A variety of variables might contribute to a dog’s being underweight. A dog’s lack of appetite, a poor diet, a medical condition, being underweight because of shelter conditions, or the fact that your dog expends more calories than he takes in are all clear reasons for being a dog that is overweight or obese. Fortunately, there is a lot you can do to assist your puppy in gaining weight.
What can I do to make my slender puppy a little bit bigger?
Protein and fat-rich diets are excellent choices for dogs that need to acquire weight. Increase the fat and protein content of your dog’s diet, which will assist your dog is gaining weight more gradually over time.
Dietary supplements with high levels of protein and fat can assist your dog in healthily gaining weight, and you should see a weight gain in as little as two weeks.
What can you do to help an underweight dog?
If you suspect that your dog is underweight, schedule a meeting with your vet so that this may be confirmed and treated accordingly.
Your veterinarian will do a thorough medical assessment on your companion while also asking you several questions regarding his nutritional needs. He will be interested in knowing how much food he consumes and what kind of foods he loves eating.
What may be causing a dog’s inability to acquire weight?

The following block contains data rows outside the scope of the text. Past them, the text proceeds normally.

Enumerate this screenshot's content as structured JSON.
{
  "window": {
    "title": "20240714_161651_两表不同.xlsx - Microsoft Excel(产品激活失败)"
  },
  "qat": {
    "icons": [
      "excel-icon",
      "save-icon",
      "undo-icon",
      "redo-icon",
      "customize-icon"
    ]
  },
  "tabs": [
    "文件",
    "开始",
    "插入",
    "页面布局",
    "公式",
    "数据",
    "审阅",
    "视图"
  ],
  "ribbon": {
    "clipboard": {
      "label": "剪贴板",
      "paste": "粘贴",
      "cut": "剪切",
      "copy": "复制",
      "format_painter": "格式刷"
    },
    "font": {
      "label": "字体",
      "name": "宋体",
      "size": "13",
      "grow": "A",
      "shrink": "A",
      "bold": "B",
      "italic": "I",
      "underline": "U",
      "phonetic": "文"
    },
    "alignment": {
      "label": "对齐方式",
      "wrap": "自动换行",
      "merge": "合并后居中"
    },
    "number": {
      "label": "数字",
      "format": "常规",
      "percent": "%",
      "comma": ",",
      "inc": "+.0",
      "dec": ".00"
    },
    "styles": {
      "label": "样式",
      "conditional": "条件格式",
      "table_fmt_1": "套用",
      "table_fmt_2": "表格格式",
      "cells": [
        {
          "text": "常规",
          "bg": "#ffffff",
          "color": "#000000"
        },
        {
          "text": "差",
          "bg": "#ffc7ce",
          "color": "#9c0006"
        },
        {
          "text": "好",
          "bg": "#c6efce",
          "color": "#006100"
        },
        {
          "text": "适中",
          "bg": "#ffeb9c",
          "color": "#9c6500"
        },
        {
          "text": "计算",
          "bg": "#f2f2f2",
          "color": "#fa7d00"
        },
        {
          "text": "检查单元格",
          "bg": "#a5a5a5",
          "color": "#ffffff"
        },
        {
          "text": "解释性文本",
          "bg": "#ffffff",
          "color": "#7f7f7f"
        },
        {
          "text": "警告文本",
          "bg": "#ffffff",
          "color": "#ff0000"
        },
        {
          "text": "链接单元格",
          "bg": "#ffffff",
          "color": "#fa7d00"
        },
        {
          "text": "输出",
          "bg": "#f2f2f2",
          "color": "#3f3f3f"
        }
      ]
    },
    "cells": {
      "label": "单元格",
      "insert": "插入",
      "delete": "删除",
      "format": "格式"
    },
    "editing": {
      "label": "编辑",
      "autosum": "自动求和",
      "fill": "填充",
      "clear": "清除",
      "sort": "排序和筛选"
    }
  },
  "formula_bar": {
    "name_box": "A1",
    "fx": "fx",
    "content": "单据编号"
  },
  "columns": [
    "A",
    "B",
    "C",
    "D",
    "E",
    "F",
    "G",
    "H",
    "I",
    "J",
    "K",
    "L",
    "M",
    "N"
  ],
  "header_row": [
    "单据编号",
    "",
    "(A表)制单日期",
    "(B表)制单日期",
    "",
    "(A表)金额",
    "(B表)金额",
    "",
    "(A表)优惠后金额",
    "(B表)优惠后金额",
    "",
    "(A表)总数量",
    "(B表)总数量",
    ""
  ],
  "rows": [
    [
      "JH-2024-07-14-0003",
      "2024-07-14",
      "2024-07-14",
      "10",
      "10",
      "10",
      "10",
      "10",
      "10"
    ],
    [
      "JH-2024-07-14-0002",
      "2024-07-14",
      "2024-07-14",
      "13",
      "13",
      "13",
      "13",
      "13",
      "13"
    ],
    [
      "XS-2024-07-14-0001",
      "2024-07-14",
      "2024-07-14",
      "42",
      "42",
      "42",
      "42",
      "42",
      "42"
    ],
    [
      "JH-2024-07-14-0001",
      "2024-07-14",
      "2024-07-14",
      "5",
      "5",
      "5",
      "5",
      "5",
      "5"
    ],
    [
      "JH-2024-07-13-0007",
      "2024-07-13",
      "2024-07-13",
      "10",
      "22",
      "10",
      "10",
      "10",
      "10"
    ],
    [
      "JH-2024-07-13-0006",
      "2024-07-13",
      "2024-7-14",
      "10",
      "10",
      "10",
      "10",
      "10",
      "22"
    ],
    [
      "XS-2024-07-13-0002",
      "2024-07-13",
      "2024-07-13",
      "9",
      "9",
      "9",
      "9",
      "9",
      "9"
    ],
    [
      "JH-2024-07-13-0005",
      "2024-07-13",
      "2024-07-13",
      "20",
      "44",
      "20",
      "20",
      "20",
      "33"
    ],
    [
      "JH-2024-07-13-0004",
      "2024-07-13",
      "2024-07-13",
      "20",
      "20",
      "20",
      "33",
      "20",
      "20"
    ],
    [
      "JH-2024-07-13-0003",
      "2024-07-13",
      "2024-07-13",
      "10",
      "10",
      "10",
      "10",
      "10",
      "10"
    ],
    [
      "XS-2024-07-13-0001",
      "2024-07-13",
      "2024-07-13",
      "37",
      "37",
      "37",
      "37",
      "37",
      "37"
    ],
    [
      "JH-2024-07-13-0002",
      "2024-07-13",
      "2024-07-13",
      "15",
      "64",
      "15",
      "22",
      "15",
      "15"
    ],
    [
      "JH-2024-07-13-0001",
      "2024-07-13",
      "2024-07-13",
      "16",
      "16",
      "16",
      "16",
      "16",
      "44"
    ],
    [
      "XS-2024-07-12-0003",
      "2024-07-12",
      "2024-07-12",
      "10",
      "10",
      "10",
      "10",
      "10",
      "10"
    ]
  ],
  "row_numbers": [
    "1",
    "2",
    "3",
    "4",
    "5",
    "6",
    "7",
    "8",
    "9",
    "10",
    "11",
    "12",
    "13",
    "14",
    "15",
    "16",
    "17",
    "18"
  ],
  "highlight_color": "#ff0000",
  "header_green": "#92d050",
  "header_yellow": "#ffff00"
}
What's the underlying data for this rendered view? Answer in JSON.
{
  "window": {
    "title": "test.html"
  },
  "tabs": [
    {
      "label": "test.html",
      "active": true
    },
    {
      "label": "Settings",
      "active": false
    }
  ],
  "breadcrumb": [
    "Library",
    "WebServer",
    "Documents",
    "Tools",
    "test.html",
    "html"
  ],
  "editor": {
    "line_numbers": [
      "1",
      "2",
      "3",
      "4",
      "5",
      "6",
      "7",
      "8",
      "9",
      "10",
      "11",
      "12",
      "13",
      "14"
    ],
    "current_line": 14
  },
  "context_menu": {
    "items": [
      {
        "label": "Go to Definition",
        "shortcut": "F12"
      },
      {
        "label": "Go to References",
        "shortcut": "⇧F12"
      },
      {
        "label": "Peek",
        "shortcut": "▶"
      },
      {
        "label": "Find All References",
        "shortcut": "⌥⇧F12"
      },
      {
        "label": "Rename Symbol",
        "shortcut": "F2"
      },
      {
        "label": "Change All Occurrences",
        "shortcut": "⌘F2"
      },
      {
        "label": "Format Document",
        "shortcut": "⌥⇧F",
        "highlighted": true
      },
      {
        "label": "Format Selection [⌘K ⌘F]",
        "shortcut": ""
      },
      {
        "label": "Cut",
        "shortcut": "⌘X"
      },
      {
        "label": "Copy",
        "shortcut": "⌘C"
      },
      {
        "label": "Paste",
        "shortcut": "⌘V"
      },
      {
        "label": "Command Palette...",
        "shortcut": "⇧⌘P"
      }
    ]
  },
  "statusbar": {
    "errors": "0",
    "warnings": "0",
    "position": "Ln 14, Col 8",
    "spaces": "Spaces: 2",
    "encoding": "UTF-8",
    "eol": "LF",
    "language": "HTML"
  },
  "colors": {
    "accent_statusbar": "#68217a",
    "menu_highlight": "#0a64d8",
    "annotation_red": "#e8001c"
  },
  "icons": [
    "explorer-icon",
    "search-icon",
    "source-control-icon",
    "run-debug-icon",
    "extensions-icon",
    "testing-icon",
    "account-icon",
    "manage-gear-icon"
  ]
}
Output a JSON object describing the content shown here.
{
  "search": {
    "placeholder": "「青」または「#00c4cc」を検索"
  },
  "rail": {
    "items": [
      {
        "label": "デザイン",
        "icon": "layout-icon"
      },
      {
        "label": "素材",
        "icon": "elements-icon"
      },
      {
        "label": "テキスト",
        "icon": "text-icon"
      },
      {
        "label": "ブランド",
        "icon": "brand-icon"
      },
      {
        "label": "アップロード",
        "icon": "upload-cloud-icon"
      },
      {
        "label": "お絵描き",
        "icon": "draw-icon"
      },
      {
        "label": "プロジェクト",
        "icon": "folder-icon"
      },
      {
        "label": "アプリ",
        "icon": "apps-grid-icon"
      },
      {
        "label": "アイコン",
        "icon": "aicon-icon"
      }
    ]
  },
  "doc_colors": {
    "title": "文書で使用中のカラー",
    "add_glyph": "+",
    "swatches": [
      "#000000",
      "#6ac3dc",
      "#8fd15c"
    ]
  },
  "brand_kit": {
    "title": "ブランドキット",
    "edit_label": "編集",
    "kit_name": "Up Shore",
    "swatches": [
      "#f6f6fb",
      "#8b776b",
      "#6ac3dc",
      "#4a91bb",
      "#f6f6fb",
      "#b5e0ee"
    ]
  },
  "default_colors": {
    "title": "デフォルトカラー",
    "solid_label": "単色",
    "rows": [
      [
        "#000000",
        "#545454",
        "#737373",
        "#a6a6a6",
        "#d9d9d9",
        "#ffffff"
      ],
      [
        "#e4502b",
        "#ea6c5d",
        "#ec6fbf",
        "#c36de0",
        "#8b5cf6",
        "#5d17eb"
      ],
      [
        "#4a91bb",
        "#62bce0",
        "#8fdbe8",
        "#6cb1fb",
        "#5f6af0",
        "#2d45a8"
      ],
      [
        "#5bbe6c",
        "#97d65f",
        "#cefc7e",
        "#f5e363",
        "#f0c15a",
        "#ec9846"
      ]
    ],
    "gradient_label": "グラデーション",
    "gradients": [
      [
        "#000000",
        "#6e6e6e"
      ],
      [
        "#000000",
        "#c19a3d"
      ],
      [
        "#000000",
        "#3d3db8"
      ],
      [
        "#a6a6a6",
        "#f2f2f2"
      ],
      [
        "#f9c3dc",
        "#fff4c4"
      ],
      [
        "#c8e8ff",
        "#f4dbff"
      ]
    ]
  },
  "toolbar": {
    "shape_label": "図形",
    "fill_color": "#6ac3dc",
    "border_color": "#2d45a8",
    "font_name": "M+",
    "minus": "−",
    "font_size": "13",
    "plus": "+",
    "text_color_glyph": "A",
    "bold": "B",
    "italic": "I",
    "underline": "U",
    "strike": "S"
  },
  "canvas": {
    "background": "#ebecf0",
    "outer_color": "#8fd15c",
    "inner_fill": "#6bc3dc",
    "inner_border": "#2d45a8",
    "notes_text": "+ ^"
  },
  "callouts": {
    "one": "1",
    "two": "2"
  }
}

There are a variety of factors that might lead to this outcome. Some of the most often encountered are as follows: Diet that does not provide enough nutrients: If your dog’s food does not provide enough nutrition, they may lose weight and be unable to get it back. Dogs can become infected with several parasites, including worms, which can be harmful to their health.
What should you feed a senior dog who is losing weight?
If your dog is losing weight, you should talk with your veterinarian about whether or not a senior diet may be beneficial.
Feeding often and in small amounts, as well as warming meals, may assist in enhancing appetite. To increase the fat content of the diet: vegetable oil or margarine should be used, as long as this does not result in diarrhea.
The most effective technique to assist your dog in gaining weight is to provide them with more food. Distribute their normal food in greater amounts, then sprinkle on cookies or any delectable treat to round off the meal.
If you’re concerned about the cost of purchasing additional food for your pup, keep in mind that if they aren’t gaining weight, they may need to be put on a special diet, which can be quite expensive!
Never allow a lack of financial resources to prevent you from assisting your animal buddy in living a healthy life. Finally, make sure they drink lots of water throughout the day to ensure that their digestion is healthy and operating correctly.